For slightly more accessible adventure, and thus better background chatter, try these:
• Overlooked and CBS-paywalled Limitless, which – if you can get to it – is easily one of the most charming and intelligent shows currently airing.
• Marvel's Agent Carter, already pretty much perfect in its first year, has reworked itself into an even more gorgeous configuration this unexpected second season.
• Or you might catch up on Adult Swim's The Venture Bros. – one of the few remaining animated comedies that actually rewards rewatching – whose sixth season kicked off last week.
If you are in neither a fantastical and space-oriented nor Marvel-franchise, reference-heavy, nerdy mood, I can also recommend the following comedies:
• Surprise NBC delight You, Me and the Apocalypse takes a risky cast and throws all manner of contrivance and cataclysm their way, resulting in a charm offensive that seems almost unsustainable.
• The vastly less-annoying-than-expected Baskets on FX, which finds Zach Galifianakis in his most subtle mood in years, and more than willing to let his co-stars – particularly the mind-blowing Martha Kelly – show their stuff.
• Reliable old Portlandia, which always redeems itself in the end, and
• The curiously rejuvenated Workaholics, especially paired with
• The anarchic new entry Idiotsitter, which wears its Workaholics meets Broad City DNA proudly and pretty shockingly, with strong performances all around and a less dense approach than either forebear.

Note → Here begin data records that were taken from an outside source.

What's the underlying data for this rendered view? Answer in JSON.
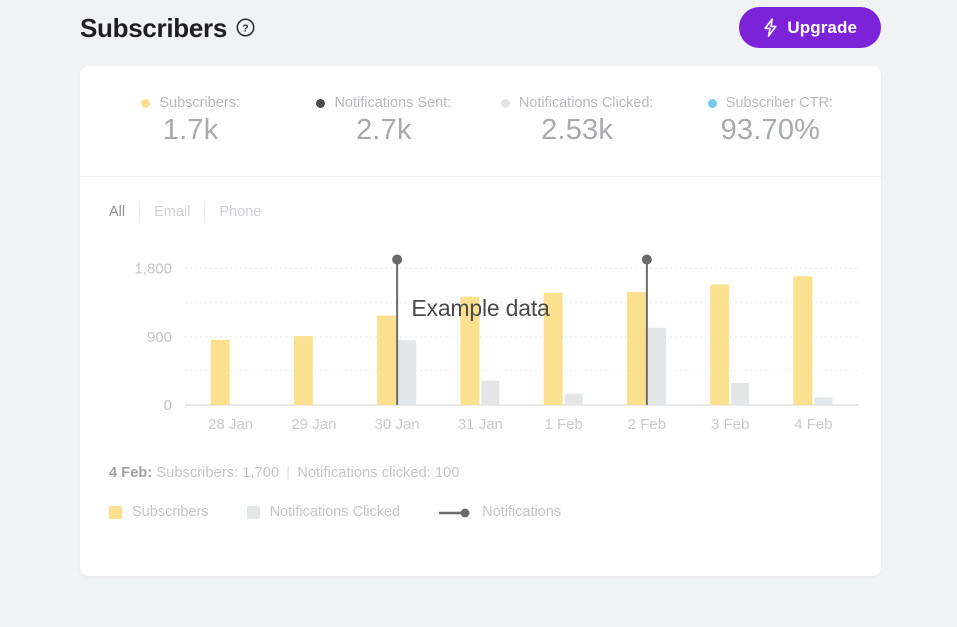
{
  "header": {
    "title": "Subscribers",
    "help_icon": "question-mark-circle-icon",
    "upgrade_label": "Upgrade",
    "upgrade_icon": "lightning-bolt-icon",
    "upgrade_color": "#7c23d9"
  },
  "stats": [
    {
      "label": "Subscribers:",
      "value": "1.7k",
      "dot_color": "#fbe18f"
    },
    {
      "label": "Notifications Sent:",
      "value": "2.7k",
      "dot_color": "#4a4a4a"
    },
    {
      "label": "Notifications Clicked:",
      "value": "2.53k",
      "dot_color": "#e4e5e7"
    },
    {
      "label": "Subscriber CTR:",
      "value": "93.70%",
      "dot_color": "#74c9ec"
    }
  ],
  "tabs": [
    {
      "label": "All",
      "active": true
    },
    {
      "label": "Email",
      "active": false
    },
    {
      "label": "Phone",
      "active": false
    }
  ],
  "watermark": "Example data",
  "caption": {
    "date": "4 Feb:",
    "subscribers": "Subscribers: 1,700",
    "separator": "|",
    "clicked": "Notifications clicked: 100"
  },
  "legend": [
    {
      "label": "Subscribers",
      "color": "#fbe18f",
      "marker": "square"
    },
    {
      "label": "Notifications Clicked",
      "color": "#e4e5e7",
      "marker": "square"
    },
    {
      "label": "Notifications",
      "color": "#6b6b6b",
      "marker": "line-dot"
    }
  ],
  "chart_data": {
    "type": "bar",
    "title": "",
    "xlabel": "",
    "ylabel": "",
    "categories": [
      "28 Jan",
      "29 Jan",
      "30 Jan",
      "31 Jan",
      "1 Feb",
      "2 Feb",
      "3 Feb",
      "4 Feb"
    ],
    "ytick_labels": [
      "0",
      "900",
      "1,800"
    ],
    "yticks": [
      0,
      900,
      1800
    ],
    "ylim": [
      0,
      1980
    ],
    "gridlines": [
      450,
      900,
      1350,
      1800
    ],
    "grid": true,
    "legend_position": "bottom-left",
    "series": [
      {
        "name": "Subscribers",
        "type": "bar",
        "color": "#fbe18f",
        "values": [
          860,
          910,
          1180,
          1430,
          1480,
          1490,
          1590,
          1700
        ]
      },
      {
        "name": "Notifications Clicked",
        "type": "bar",
        "color": "#e4e5e7",
        "values": [
          0,
          0,
          855,
          320,
          150,
          1020,
          290,
          100
        ]
      },
      {
        "name": "Notifications",
        "type": "stem",
        "color": "#6b6b6b",
        "points": [
          {
            "category": "30 Jan",
            "value": 1920
          },
          {
            "category": "2 Feb",
            "value": 1920
          }
        ]
      }
    ]
  }
}
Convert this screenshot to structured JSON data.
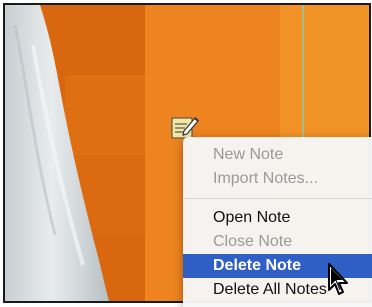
{
  "context_menu": {
    "groups": [
      [
        {
          "label": "New Note",
          "enabled": false
        },
        {
          "label": "Import Notes...",
          "enabled": false
        }
      ],
      [
        {
          "label": "Open Note",
          "enabled": true
        },
        {
          "label": "Close Note",
          "enabled": false
        },
        {
          "label": "Delete Note",
          "enabled": true,
          "selected": true
        },
        {
          "label": "Delete All Notes",
          "enabled": true
        }
      ]
    ]
  },
  "icons": {
    "note": "note-pencil-icon",
    "cursor": "arrow-cursor-icon"
  },
  "colors": {
    "selection": "#2f5fc4",
    "background_orange": "#ec7c1e",
    "menu_bg": "#f6f6f6"
  }
}
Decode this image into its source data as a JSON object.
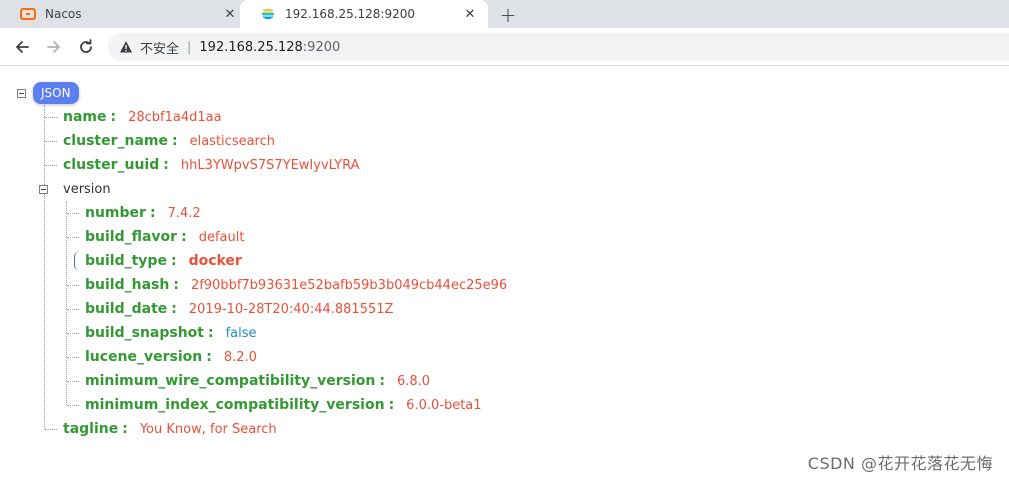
{
  "tabs": [
    {
      "title": "Nacos",
      "icon": "nacos-icon",
      "active": false
    },
    {
      "title": "192.168.25.128:9200",
      "icon": "elastic-icon",
      "active": true
    }
  ],
  "toolbar": {
    "insecure_label": "不安全",
    "url_host": "192.168.25.128",
    "url_port": ":9200"
  },
  "json_view": {
    "root_label": "JSON",
    "name_key": "name",
    "name_val": "28cbf1a4d1aa",
    "cluster_name_key": "cluster_name",
    "cluster_name_val": "elasticsearch",
    "cluster_uuid_key": "cluster_uuid",
    "cluster_uuid_val": "hhL3YWpvS7S7YEwIyvLYRA",
    "version_key": "version",
    "version": {
      "number_key": "number",
      "number_val": "7.4.2",
      "build_flavor_key": "build_flavor",
      "build_flavor_val": "default",
      "build_type_key": "build_type",
      "build_type_val": "docker",
      "build_hash_key": "build_hash",
      "build_hash_val": "2f90bbf7b93631e52bafb59b3b049cb44ec25e96",
      "build_date_key": "build_date",
      "build_date_val": "2019-10-28T20:40:44.881551Z",
      "build_snapshot_key": "build_snapshot",
      "build_snapshot_val": "false",
      "lucene_version_key": "lucene_version",
      "lucene_version_val": "8.2.0",
      "min_wire_key": "minimum_wire_compatibility_version",
      "min_wire_val": "6.8.0",
      "min_index_key": "minimum_index_compatibility_version",
      "min_index_val": "6.0.0-beta1"
    },
    "tagline_key": "tagline",
    "tagline_val": "You Know, for Search"
  },
  "watermark": "CSDN @花开花落花无悔",
  "colors": {
    "key": "#339933",
    "string": "#e8513a",
    "boolean": "#1a8fbf",
    "badge": "#5b7ff0"
  }
}
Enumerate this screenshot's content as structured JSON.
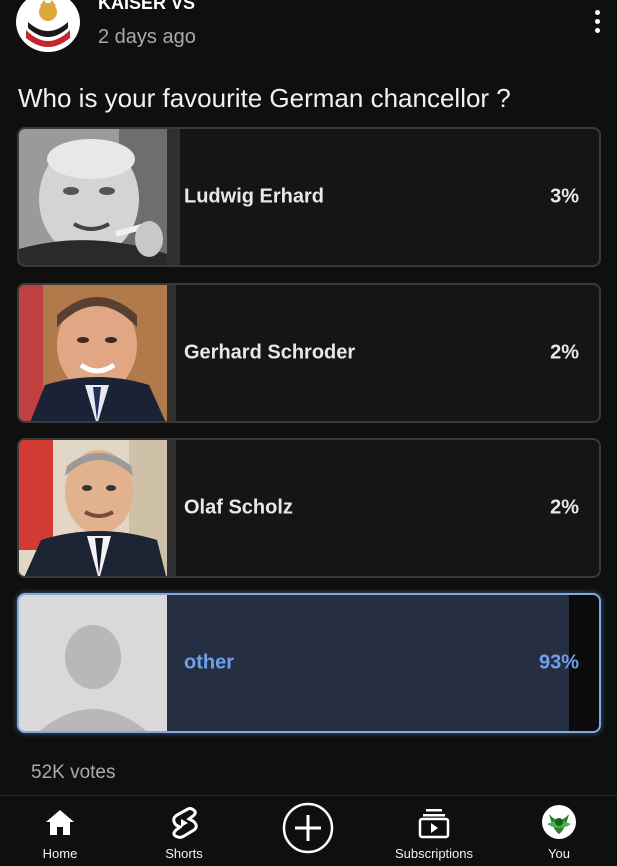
{
  "post": {
    "channel_name": "KAISER VS",
    "time_ago": "2 days ago",
    "question": "Who is your favourite German chancellor ?",
    "votes": "52K votes"
  },
  "options": [
    {
      "label": "Ludwig Erhard",
      "percent_text": "3%",
      "percent": 3,
      "selected": false
    },
    {
      "label": "Gerhard Schroder",
      "percent_text": "2%",
      "percent": 2,
      "selected": false
    },
    {
      "label": "Olaf Scholz",
      "percent_text": "2%",
      "percent": 2,
      "selected": false
    },
    {
      "label": "other",
      "percent_text": "93%",
      "percent": 93,
      "selected": true
    }
  ],
  "nav": {
    "items": [
      {
        "label": "Home",
        "icon": "home-icon"
      },
      {
        "label": "Shorts",
        "icon": "shorts-icon"
      },
      {
        "label": "",
        "icon": "create-icon"
      },
      {
        "label": "Subscriptions",
        "icon": "subscriptions-icon"
      },
      {
        "label": "You",
        "icon": "profile-avatar-icon"
      }
    ]
  },
  "colors": {
    "background": "#0f0f0f",
    "option_border": "#3a3a3a",
    "selected_border": "#7ea9e6",
    "selected_text": "#6fa0ea",
    "secondary_text": "#aaaaaa"
  }
}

The important thing is to remember that forced fun is no fun at all, there is joy in every football game because every game has a winner, and everybody should have a shot at the remote. May your wardrobe retain its function, may your sharks – both on the left and, my friends, on the right – dance like nobody's watching, and may Missy Elliott drop by, at least once in every generation, to sing backwards with puppets.
And may all your owls, as our dear, queer Albus Dumbledore might say, be superb.